La présidence a tranché. Rachid Hachichi, désormais ex-PDG de Sonatrach, a été démis de ses fonctions et remplacé par Noureddine Daoudi, un cadre chevronné du secteur énergétique, ancien patron de l’Agence nationale pour la valorisation des ressources en hydrocarbures (ALNAFT).
La cérémonie d’installation, présidée dimanche par le ministre d’État chargé des Hydrocarbures et des Mines, Mohamed Arkab, vient clore une séquence dont le scénario semblait écrit d’avance. La fin du désormais ex-PDG était déjà écrit depuis plusieurs jours.
Avant d’être limogé, Hachichi avait en effet été livré à la vindicte médiatique à travers une série d’articles courageusement non signés publiés dans Le Soir d’Algérie et El Khabar. Ces textes, critiques et parfois injurieux, remettaient en cause sa compétence et sa gestion à la tête de « la locomotive de l’économie nationale ».

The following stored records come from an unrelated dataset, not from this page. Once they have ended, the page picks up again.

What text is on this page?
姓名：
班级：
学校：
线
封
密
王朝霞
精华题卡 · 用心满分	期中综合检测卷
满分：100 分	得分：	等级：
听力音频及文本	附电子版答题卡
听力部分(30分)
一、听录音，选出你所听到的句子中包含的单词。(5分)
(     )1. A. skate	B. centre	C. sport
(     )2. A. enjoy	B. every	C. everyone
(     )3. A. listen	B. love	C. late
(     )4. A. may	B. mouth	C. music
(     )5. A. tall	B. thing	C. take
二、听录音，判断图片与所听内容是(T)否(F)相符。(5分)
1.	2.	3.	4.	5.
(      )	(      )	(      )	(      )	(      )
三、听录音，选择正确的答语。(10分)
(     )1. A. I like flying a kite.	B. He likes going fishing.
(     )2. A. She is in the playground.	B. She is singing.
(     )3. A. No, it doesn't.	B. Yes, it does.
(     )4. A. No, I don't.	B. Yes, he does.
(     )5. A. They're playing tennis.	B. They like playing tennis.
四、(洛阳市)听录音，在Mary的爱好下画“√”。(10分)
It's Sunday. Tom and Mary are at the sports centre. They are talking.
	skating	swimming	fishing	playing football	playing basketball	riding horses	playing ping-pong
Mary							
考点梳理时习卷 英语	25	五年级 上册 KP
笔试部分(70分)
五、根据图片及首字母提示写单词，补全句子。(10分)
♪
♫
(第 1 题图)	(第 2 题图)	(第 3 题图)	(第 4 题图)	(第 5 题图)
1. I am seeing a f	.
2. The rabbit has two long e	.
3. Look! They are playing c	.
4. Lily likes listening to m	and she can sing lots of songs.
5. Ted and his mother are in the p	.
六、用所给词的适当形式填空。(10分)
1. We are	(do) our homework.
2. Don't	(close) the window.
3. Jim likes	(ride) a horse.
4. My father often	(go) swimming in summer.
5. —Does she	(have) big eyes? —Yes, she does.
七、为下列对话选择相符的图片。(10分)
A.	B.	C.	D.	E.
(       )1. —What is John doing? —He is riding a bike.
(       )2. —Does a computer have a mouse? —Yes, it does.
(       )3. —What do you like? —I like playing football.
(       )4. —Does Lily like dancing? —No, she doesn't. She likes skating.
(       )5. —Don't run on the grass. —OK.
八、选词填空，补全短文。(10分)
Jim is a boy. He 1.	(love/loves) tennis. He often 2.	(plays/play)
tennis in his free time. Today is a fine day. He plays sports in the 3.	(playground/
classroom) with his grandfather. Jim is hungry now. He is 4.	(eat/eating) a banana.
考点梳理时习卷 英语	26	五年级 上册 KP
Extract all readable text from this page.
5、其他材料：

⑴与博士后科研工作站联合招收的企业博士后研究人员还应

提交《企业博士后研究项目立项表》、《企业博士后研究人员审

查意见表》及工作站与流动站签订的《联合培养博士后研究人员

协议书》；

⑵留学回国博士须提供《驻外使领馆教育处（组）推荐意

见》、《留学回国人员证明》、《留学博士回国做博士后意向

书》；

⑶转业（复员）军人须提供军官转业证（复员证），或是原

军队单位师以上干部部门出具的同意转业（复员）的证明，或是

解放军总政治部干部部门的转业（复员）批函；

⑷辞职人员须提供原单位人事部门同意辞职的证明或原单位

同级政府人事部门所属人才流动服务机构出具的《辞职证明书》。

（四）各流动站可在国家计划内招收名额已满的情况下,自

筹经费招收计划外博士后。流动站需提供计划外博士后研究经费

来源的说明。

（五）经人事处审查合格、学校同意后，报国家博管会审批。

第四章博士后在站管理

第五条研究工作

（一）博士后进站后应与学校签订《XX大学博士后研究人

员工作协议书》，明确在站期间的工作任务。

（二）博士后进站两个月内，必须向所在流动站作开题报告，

Dans les milieux informés, cette offensive médiatique a été interprétée comme une campagne commanditée depuis l’intérieur même de la présidence, destinée à préparer l’opinion à sa mise à l’écart. Comme s’il fallait tout ça pour ça. En vrai, il fallait humilier Hachichi avant de le renvoyer. A quoi bon ? Allez savoir, hormis que le système Tebboune passe désormais pour un maître en la matière.
Une valse managériale qui en dit long
La nomination de Noureddine Daoudi, saluée par Arkab comme un « choix d’expérience et de compétence », s’inscrit dans une longue série de changements à la tête de Sonatrach. En dix ans, plus d’une dizaine de PDG se sont succédé, souvent emportés par des rivalités internes, des luttes d’influence ou des arbitrages politiques opaques.
Ce turnover étourdissant qui rappelle celui qui a touché la DGSI fragilise la vision stratégique de la compagnie et accentue le sentiment que Sonatrach demeure un instrument de pouvoir autant qu’un acteur économique.
Le hic : un contrat historique suivi d’un limogeage brutal
Le hic — car il y a un vrai hic — c’est qu’aucune explication officielle n’a été donnée sur les raisons de ce limogeage, survenu à peine quelques jours après la signature d’un accord majeur entre Sonatrach et Midad Energy, filiale du groupe pétrolier saoudien Al-Fozan Holding.
Active dans plusieurs segments du secteur énergétique, la société saoudienne venait de conclure avec Sonatrach le plus important contrat gazier de type “partage de production” de l’histoire du pays, pour un montant d’investissement estimé à 5,4 milliards de dollars, dans la wilaya d’Illizi.
Un tel enchaînement — une signature suivie d’une éviction brutale — ne peut qu’alimenter les interrogations. Faut-il y voir un désaccord stratégique au sommet de l’État ? Une entourloupe dans ce contrat présenté comme historique ?! Une contestation du contenu du contrat ? Ou, plus simplement, une lutte d’influences autour de la manne énergétique ?
Autant de questions laissées sans réponse, mais qui rappellent que dans l’Algérie de Tebboune, la rationalité économique reste souvent subordonnée à la logique du pouvoir. Voire à des humeurs erratiques d’un chef d’Etat sans boussole économique et politique.
La façade des “grandes priorités”
Officiellement, le ministre Arkab a exposé une feuille de route ambitieuse : renforcer la production gazière, développer la pétrochimie, augmenter la valeur ajoutée nationale et ouvrir de nouveaux partenariats avec des majors comme Chevron ou ExxonMobil. Des sociétés américaines, comme pour plaire à la Maison Blanche !!! Des objectifs récurrents, déjà promis à plusieurs reprises par ses prédécesseurs, et dont la réalisation reste hypothétique tant que la gouvernance du secteur demeure soumise à des calculs politiques.
Dans ses premiers mots, Noureddine Daoudi a salué la confiance des hautes autorités et promis de répondre aux “grandes aspirations du pays”. Un ton mesuré, institutionnel, qui laisse entrevoir une transition sous haute surveillance plus qu’une rupture réelle.
Quant à Rachid Hachichi, il quitte la scène sans mot dire — remercié pour ses “efforts” par un ministre qui n’a pas cherché à le défendre quand la presse le livrait en pâture.
Ainsi s’achève un épisode qui, au-delà de la façade technique, révèle une constante du système : dans le secteur des hydrocarbures comme ailleurs, le sort des dirigeants se joue moins sur leurs résultats que sur leur degré d’utilité politique. Un destin que devrait méditer tout hiérarque du régime.